During this time, Jack’ surgery to remove his port had been scheduled…cancelled…rescheduled…cancelled again because of the low platelets….and rescheduled once again. Just when I thought everything was leveling out, we got a call from our Nurse Emily. She said that Dr Desantes wanted to cancel the surgery again and wanted to see Jack in clinic the following week. She said he didn’t want to take out the port, “if something was going on.” Super.
That brings us to today. I picked Jack up from school at 1:00, drew his labs, dropped them off at the hospital, then we headed to Madison to see Dr Desantes. (Sadly, our Dr Matty has taken a job at St Jude’s in Memphis and is no longer at AFCH, so he roots for us from the sidelines.)

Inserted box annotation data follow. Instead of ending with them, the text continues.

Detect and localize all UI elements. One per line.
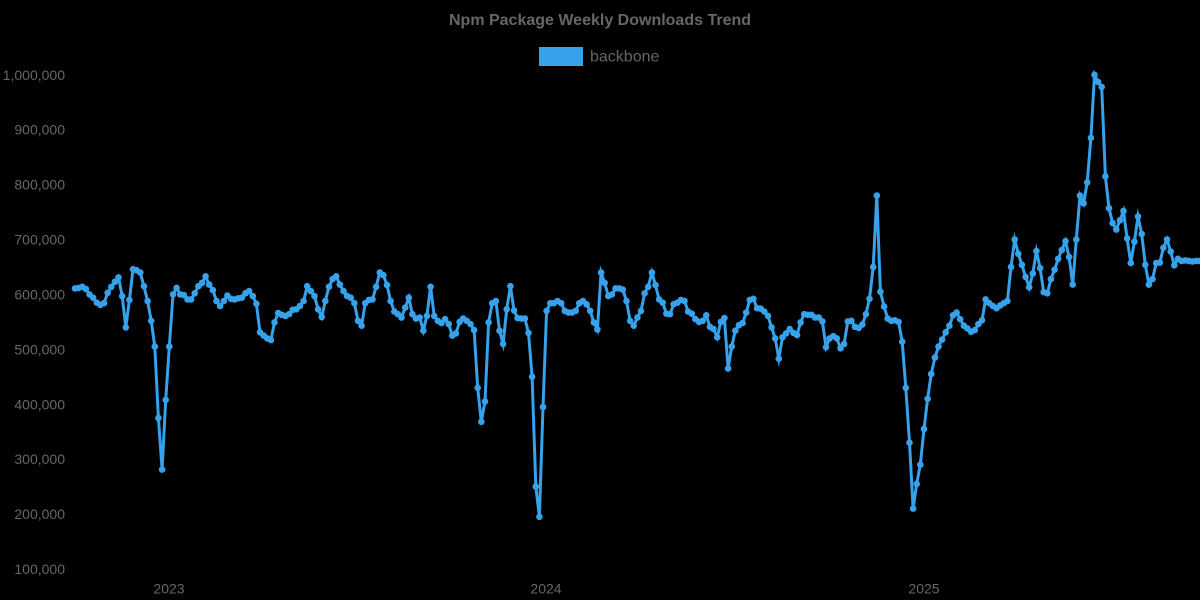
- svg-text:1,000,000: 1,000,000: [3, 67, 65, 83]
- svg-text:backbone: backbone: [590, 49, 659, 66]
- svg-text:400,000: 400,000: [14, 396, 65, 412]
- svg-text:900,000: 900,000: [14, 122, 65, 138]
- svg-text:700,000: 700,000: [14, 232, 65, 248]
- svg-text:100,000: 100,000: [14, 561, 65, 577]
- svg-text:300,000: 300,000: [14, 451, 65, 467]
- svg-text:2025: 2025: [908, 581, 939, 597]
- svg-text:600,000: 600,000: [14, 286, 65, 302]
- svg-text:200,000: 200,000: [14, 506, 65, 522]
- svg-text:500,000: 500,000: [14, 341, 65, 357]
- svg-text:2024: 2024: [530, 581, 561, 597]
- svg-text:2023: 2023: [153, 581, 184, 597]
- svg-text:Npm Package Weekly Downloads T: Npm Package Weekly Downloads Trend: [449, 12, 751, 29]
- svg-text:800,000: 800,000: [14, 177, 65, 193]
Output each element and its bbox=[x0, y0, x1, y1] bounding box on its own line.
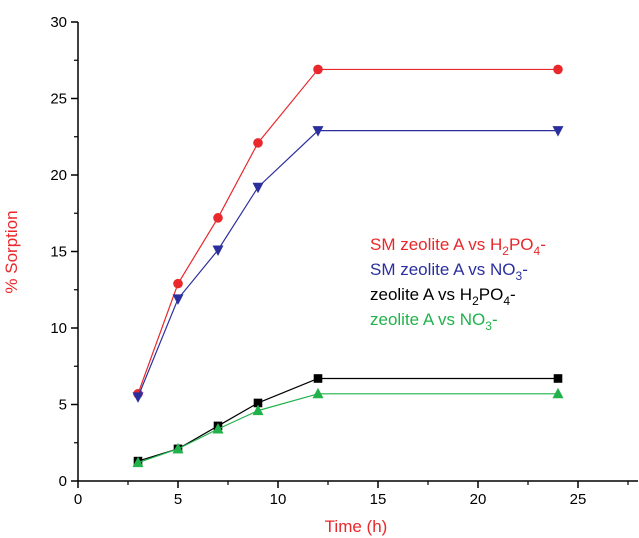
axes: 0 5 10 15 20 25 0 5 10 15 20 25 30 bbox=[50, 14, 638, 508]
y-tick-label: 20 bbox=[50, 167, 67, 184]
data-point bbox=[212, 245, 224, 256]
data-point bbox=[312, 126, 324, 137]
series-4 bbox=[132, 387, 564, 468]
data-point bbox=[553, 64, 563, 75]
y-tick-label: 5 bbox=[59, 397, 67, 414]
y-tick-label: 30 bbox=[50, 14, 67, 31]
data-point bbox=[172, 294, 184, 305]
x-axis-title: Time (h) bbox=[325, 517, 388, 536]
data-point bbox=[173, 278, 183, 289]
y-axis-title: % Sorption bbox=[2, 210, 21, 293]
x-tick-label: 20 bbox=[470, 491, 487, 508]
data-point bbox=[552, 126, 564, 137]
legend-entry-2: SM zeolite A vs NO3- bbox=[370, 260, 528, 283]
data-point bbox=[312, 387, 324, 399]
x-tick-label: 25 bbox=[570, 491, 587, 508]
data-point bbox=[313, 64, 323, 75]
x-tick-label: 0 bbox=[74, 491, 82, 508]
series-line bbox=[137, 68, 558, 394]
series-line bbox=[137, 130, 558, 398]
data-point bbox=[553, 374, 563, 383]
y-tick-label: 10 bbox=[50, 320, 67, 337]
series-1 bbox=[133, 64, 563, 399]
legend-entry-3: zeolite A vs H2PO4- bbox=[370, 285, 516, 308]
data-point bbox=[252, 182, 264, 194]
y-tick-label: 25 bbox=[50, 91, 67, 108]
series-3 bbox=[133, 374, 563, 466]
y-tick-label: 0 bbox=[59, 473, 67, 490]
data-point bbox=[253, 398, 263, 408]
data-point bbox=[212, 422, 224, 434]
data-point bbox=[132, 456, 144, 468]
data-point bbox=[252, 404, 264, 416]
data-point bbox=[172, 442, 184, 454]
x-tick-label: 5 bbox=[174, 491, 182, 508]
x-tick-label: 15 bbox=[370, 491, 387, 508]
series-line bbox=[137, 377, 558, 462]
y-tick-label: 15 bbox=[50, 244, 67, 261]
plot-area bbox=[132, 64, 564, 468]
series-2 bbox=[132, 126, 564, 403]
data-point bbox=[313, 374, 323, 383]
data-point bbox=[132, 392, 144, 403]
data-point bbox=[253, 138, 263, 148]
x-tick-label: 10 bbox=[270, 491, 287, 508]
legend-entry-4: zeolite A vs NO3- bbox=[370, 310, 498, 333]
data-point bbox=[213, 213, 223, 223]
series-line bbox=[137, 393, 558, 464]
legend-entry-1: SM zeolite A vs H2PO4- bbox=[370, 235, 546, 258]
legend: SM zeolite A vs H2PO4-SM zeolite A vs NO… bbox=[370, 235, 546, 333]
data-point bbox=[552, 387, 564, 399]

On the way to Madison, my inbox chirped and I could see I had gotten the results of Jack’s labs. My heart sank. Not only were his platelets low again, but other lab values had inexplicably dropped as well. I knew it wasn’t great, but often I feel like I know only enough to be dangerous when it comes to this world.

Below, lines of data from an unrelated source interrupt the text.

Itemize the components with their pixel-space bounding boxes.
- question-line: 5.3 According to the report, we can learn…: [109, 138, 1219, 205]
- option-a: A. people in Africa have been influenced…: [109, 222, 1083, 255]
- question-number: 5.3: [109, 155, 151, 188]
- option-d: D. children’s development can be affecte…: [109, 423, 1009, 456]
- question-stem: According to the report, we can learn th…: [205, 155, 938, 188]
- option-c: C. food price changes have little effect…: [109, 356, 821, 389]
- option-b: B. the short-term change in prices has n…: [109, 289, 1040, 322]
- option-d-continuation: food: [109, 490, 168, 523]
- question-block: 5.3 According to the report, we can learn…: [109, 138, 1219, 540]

Dr Desantes saw us in clinic with his usual kind and thoughtful demeanor. I could tell when he walked in the door, his eye went straight to the bruises covering Jack’s legs and he was concerned. I don’t think he wins many poker games.
After much discussion and examination, he decided it would be best to schedule Jack for a bone marrow biopsy, soon. He explained that there could be several things that could be going on, but the biopsy would give us a definitive answer.
So…here we go, down this all too familiar road again. The uncertainty, the fears, the sickness. I can feel it mounting in the pit of my stomach.
Friday, Jack will be put to sleep and have his bone marrow biopsy completed. We will likely not have results until next week to know what, if anything, we’re dealing with. Trying to stay positive is something that’s much easier said than done.
For now, I’ll hope and pray in my one hand…maybe we’ll get lucky and that hand will get filled first.